I also discovered that I enjoyed telling stories, and performing my own work. An opportunity at a friend’s open artist event helped me discover its potential and sheer joy, that I wish to now make a detailed performance of it very soon. Aatish, my street theatre group that I co-run with fellow feminists and dear friends, also took its first ever inter-city tour, which was a matter of immense pride for all of us. We are also taking many of our personal & political plays to various parts of the city and country, in our bid to initiate conversations & instigate thoughts. My training in Kathak continues from my Guruji, Jayashree Acharya, helping me push my own boundaries everyday.
What has been your biggest challenge in achieving your success?
I don’t think I am successful yet. There is a long winding road ahead that needs to be walked to get to that. However, whatever I have been graced with came with a fair bit of paralysing self-doubt. Also, art in our country, is still considered a secondary career option, relegated to the status of a hobby, because of its nature of lacking sustained income. And the cultural assumption, that as an artist, you chose a life of strained economic comforts. So, because of that uncertainty, I was dissuaded for a long time, from exploring this full-time. Fear of an uncertain world, can stall ambition and desire. It took me a while to realise that, you will just not know what you can do, unless you try. And if it terrifies and excites you, in equal measure, it really is worth a shot.
Also, in a world that is steadily becoming self-absorbed, fickle, violent & virtual, staying in touch with reality is critical. And in the space where there is a new artist every day, sometimes when mediocrity thrives, staying patient- waiting to be discovered, is just not easy. As far as performances are concerned, the sheer lack of spaces for performances big and small, and the apathy of people for the performing arts, limits our ability to create more, experiment more and present more.
What has been your greatest achievement personally?
There are several moments in the journey that have been incredibly special. But one of them would definitely be, the first time my Hindi poems got published. I would often write on my blog that was read by a handful of friends who were too polite to refuse. But stepping out of that comfortable space to opening oneself for critique (and appreciation), was a great feeling. Another, was performing pieces of Kathak, in the presence of the great Pandit Birju Maharaj ji, a dream I had seen as a child, but forced myself to forget, since it never seemed possible. It was converted into reality by my guruji, who I am blessed to be learning from since the past 4 years.
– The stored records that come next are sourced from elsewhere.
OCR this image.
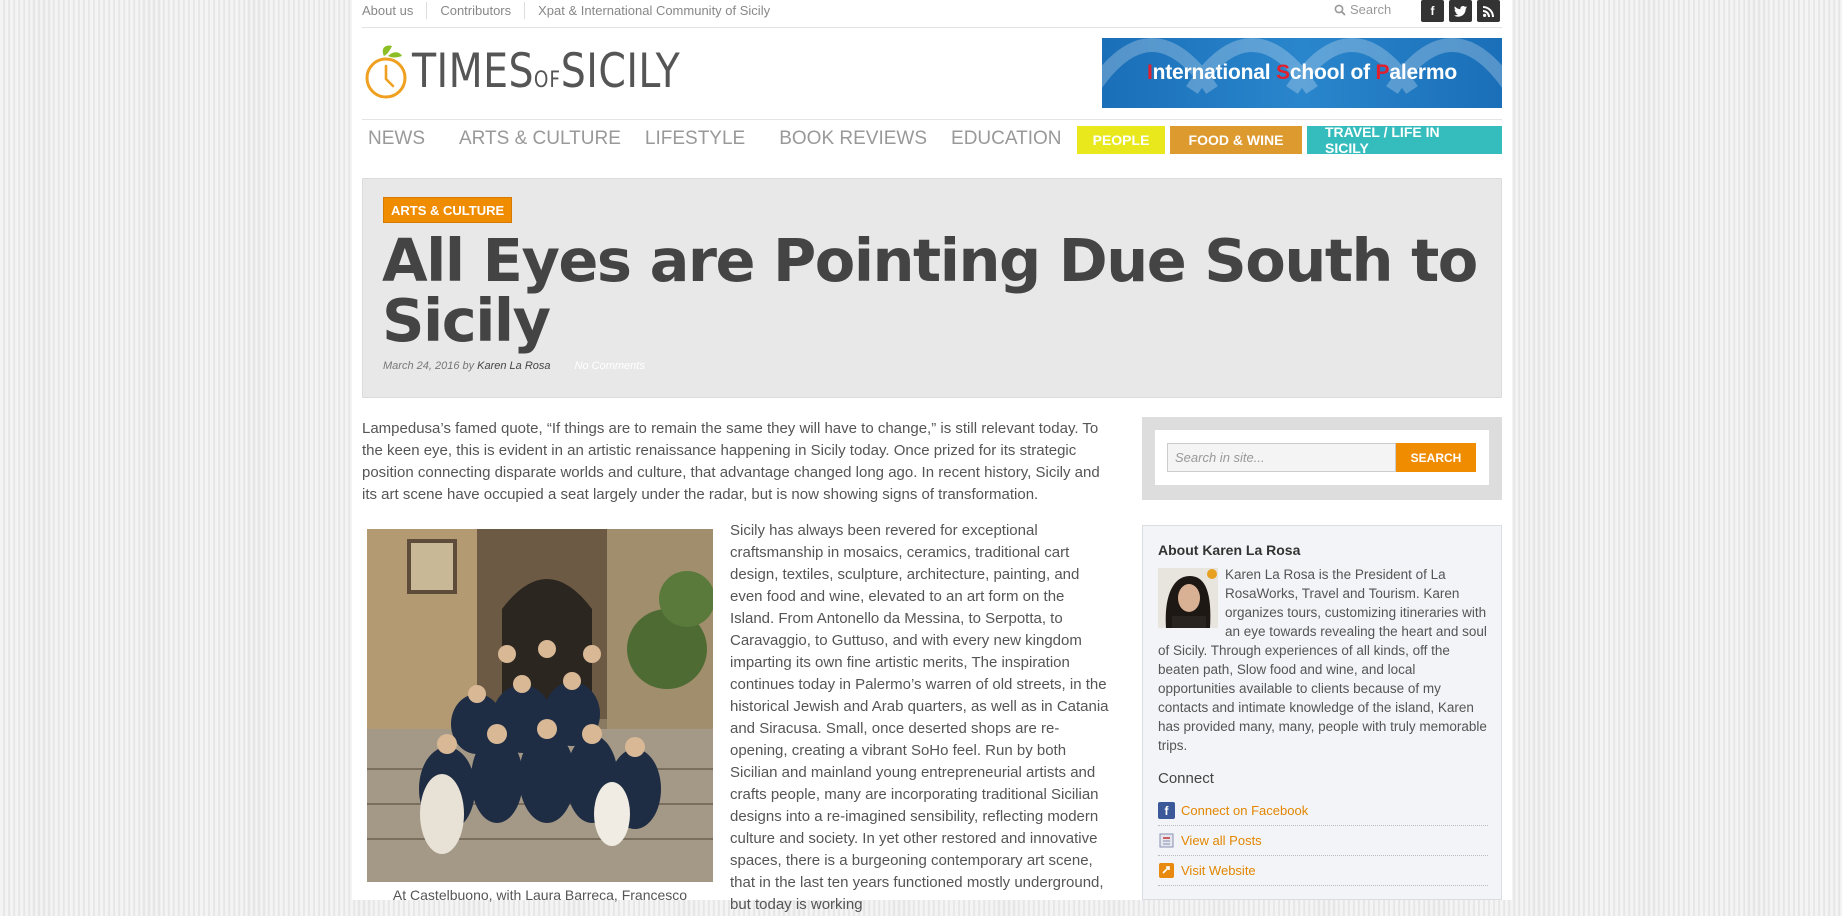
About us	Contributors	Xpat & International Community of Sicily	Search	f
TIMES OF SICILY	International School of Palermo
NEWS ARTS & CULTURE LIFESTYLE BOOK REVIEWS EDUCATION	PEOPLE	FOOD & WINE	TRAVEL / LIFE IN SICILY
ARTS & CULTURE
All Eyes are Pointing Due South to Sicily
March 24, 2016
by Karen La Rosa No Comments

Lampedusa’s famed quote, “If things are to remain the same they will have to change,” is still relevant today. To the keen eye, this is evident in an artistic renaissance happening in Sicily today. Once prized for its strategic position connecting disparate worlds and culture, that advantage changed long ago. In recent history, Sicily and its art scene have occupied a seat largely under the radar, but is now showing signs of transformation.

At Castelbuono, with Laura Barreca, Francesco

Sicily has always been revered for exceptional craftsmanship in mosaics, ceramics, traditional cart design, textiles, sculpture, architecture, painting, and even food and wine, elevated to an art form on the Island. From Antonello da Messina, to Serpotta, to Caravaggio, to Guttuso, and with every new kingdom imparting its own fine artistic merits, The inspiration continues today in Palermo’s warren of old streets, in the historical Jewish and Arab quarters, as well as in Catania and Siracusa. Small, once deserted shops are re-opening, creating a vibrant SoHo feel. Run by both Sicilian and mainland young entrepreneurial artists and crafts people, many are incorporating traditional Sicilian designs into a re-imagined sensibility, reflecting modern culture and society. In yet other restored and innovative spaces, there is a burgeoning contemporary art scene, that in the last ten years functioned mostly underground, but today is working

Search in site...	SEARCH
About Karen La Rosa
Karen La Rosa is the President of La RosaWorks, Travel and Tourism. Karen organizes tours, customizing itineraries with an eye towards revealing the heart and soul of Sicily. Through experiences of all kinds, off the beaten path, Slow food and wine, and local opportunities available to clients because of my contacts and intimate knowledge of the island, Karen has provided many, many, people with truly memorable trips.
Connect
f Connect on Facebook
View all Posts
Visit Website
And another, would have to be a recent feeling of seeing my name on a name plank at a podium, as a lecture speaker with a bottle of water and a glass next to it, waiting.
If you weren’t doing what you do now, what would you be doing?
Oh! This one won’t be easy! I’d probably be acting more, working with a variety of artists, creating new performances and finding new idioms. Certainly watching several more films and writing much more, maybe?
Who has been your biggest inspiration?
It has to be a whole host of people. People I have admired for their grit, determination, love, empathy, endurance, minds, grace! Ranging from sportswomen like Serena Williams, to closest family and friends, I try to find something in everyone- something I can try and imbibe, something I can learn from.
What does the future hold for you?
I’d love it to have more theatre, much more writing, and many more deep, insightful conversations. And become a voice worth listening to especially in the feminist conversation. I hope I can make these things happen!